Altra nota dolente è la scelta dell’Agenzia delle Entrate di mettere a disposizione sul proprio portale, senza una richiesta dei consumatori, tutte le fatture in formato digitale, anche per chi preferirà comunque continuare a ricevere la fattura cartacea o digitale direttamente dal fornitore.
Anche le modalità di trasmissione attraverso lo SDI e gli ulteriori servizi offerti all’Agenzia (come la conservazione dei dati) presentano criticità per quanto riguarda i profili di sicurezza, a partire dalla mancata cifratura della fattura elettronica.
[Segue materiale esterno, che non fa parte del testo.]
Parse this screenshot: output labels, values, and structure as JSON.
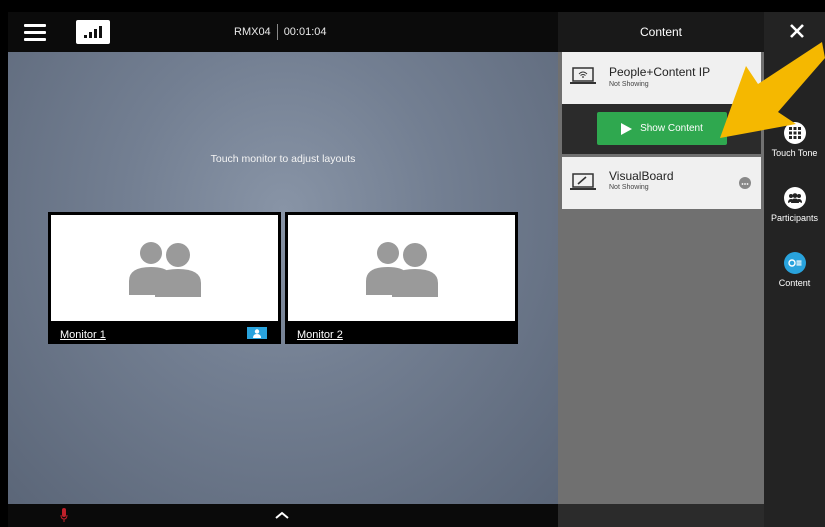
{
  "topbar": {
    "room_name": "RMX04",
    "call_duration": "00:01:04",
    "menu_icon": "hamburger-menu-icon",
    "signal_icon": "signal-strength-icon"
  },
  "main": {
    "hint": "Touch monitor to adjust layouts",
    "monitors": [
      {
        "label": "Monitor 1",
        "badge_icon": "person-icon"
      },
      {
        "label": "Monitor 2"
      }
    ]
  },
  "panel": {
    "title": "Content",
    "sources": [
      {
        "name": "People+Content IP",
        "status": "Not Showing",
        "icon": "laptop-wireless-icon"
      },
      {
        "name": "VisualBoard",
        "status": "Not Showing",
        "icon": "whiteboard-pen-icon"
      }
    ],
    "show_button": "Show Content"
  },
  "rail": {
    "items": [
      {
        "label": "Touch Tone",
        "icon": "keypad-icon"
      },
      {
        "label": "Participants",
        "icon": "participants-icon"
      },
      {
        "label": "Content",
        "icon": "content-share-icon"
      }
    ]
  },
  "colors": {
    "accent_green": "#2fa84f",
    "accent_blue": "#29a3dd",
    "annotation_arrow": "#f5b800"
  }
}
E questo ancor più in considerazione dell’utilizzo della PEC per lo scambio delle fatture con la conseguente possibile memorizzazione dei documenti sui server di posta elettronica.
Infine, va detto che è mancata la consultazione preventiva del Garante, stabilita dal codice privacy e dal G.D.P.R., che avrebbe potuto assicurare ab origine l’avvio del nuovo sistema con modalità e garanzie rispettose della protezione dei dati personali, introducendo misure tecnico organizzative adeguate in tutta la filiera del trattamento dei dati personali per la fatturazione elettronica.
Ora si attende la risposta fattiva di chi è stato colto in fallo, con l’intervento di Palazzo Chigi, visto che il provvedimento è stato inviato anche al Presidente del Consiglio dei ministri e al Ministro dell’economia e delle finanze.